Önceden Devlet Planlama Teşkilatı’nın (DPT) sektörleri inceleyip raporlar hazırladığını ve ona nazaran teşvikler verildiğini anlatan Ali Bakaner, “Maalesef bu kurumumuzdan yoksun kaldık. Bilhassa pandemiden sonra alüminyum sektörünün para kazandığını gören firmalar fizibilite yapmadan bu alana yatırım yaptı. düzgün para kazandı. Münasebetiyle şu anda 3 kat fazla kapasite oluştu. Maalesef bu defa de rekabet için fiyat kırmalar başladı. Kalitemizle, hizmetimizle, katma değerimizle değil maalesef fiyat kırarak rekabet etme yarışı başladı” dedi.
Düşük fiyatlarla kendi ayağımıza, kesimimize kurşun sıkıyoruz” diyen Bakaner, “Şu anda üzerinde durmamız gereken en kıymetli mevzu verimli ve sürdürülebilir bir hizmet anlayışıyla yeni eserlerle, yeni pazara açılmak. Lakin, Almanya’nın başı çektiği Avrupa Birliği ülkeleri antidamping çalışması yapıyor. Dolayısıyla mevcut pazarlarımız daralıyor” diye devam etti.

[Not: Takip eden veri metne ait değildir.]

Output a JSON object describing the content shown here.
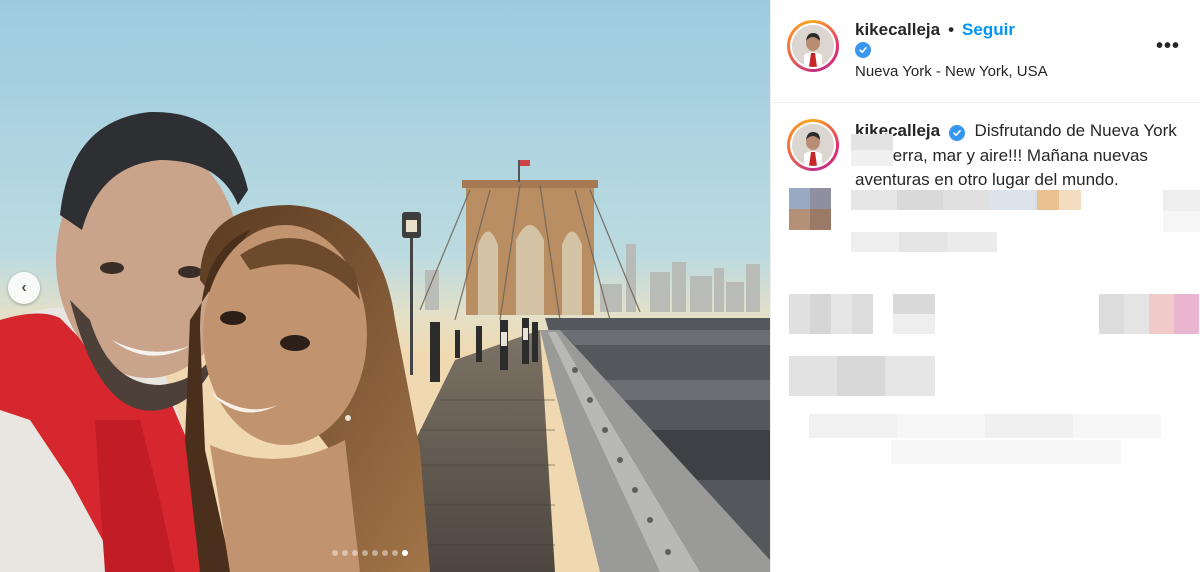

“Bu fiyatlarla Çin’e çalışmış oluyoruz”
Ali Bakaner, 100’ün üzerinde dökümhane bulunduğunu söyledi. Bakaner, “Biz bu fiyatlarla lakin Çin’e çalışmış oluruz. Bizim rekabet gücümüz düştükçe artan maliyetler karşısında Çin’den ithalat daha da artar. Nasıl birtakım ülkeler yerli üretimini korumak için kota uyguluyorsa bizim de kesinlikle bu durumu göz önünde bulundurmamız lazım” yorumunu yaptı. Bakaner, Dunald Trump’ın vazifeye gelmesiyle Çin eserlerine uygulayacağını açıkladığı vergilerle Türkiye’nin tekrar üretim merkezi haline gelebileceği umudunu taşıdıklarını da paylaştı.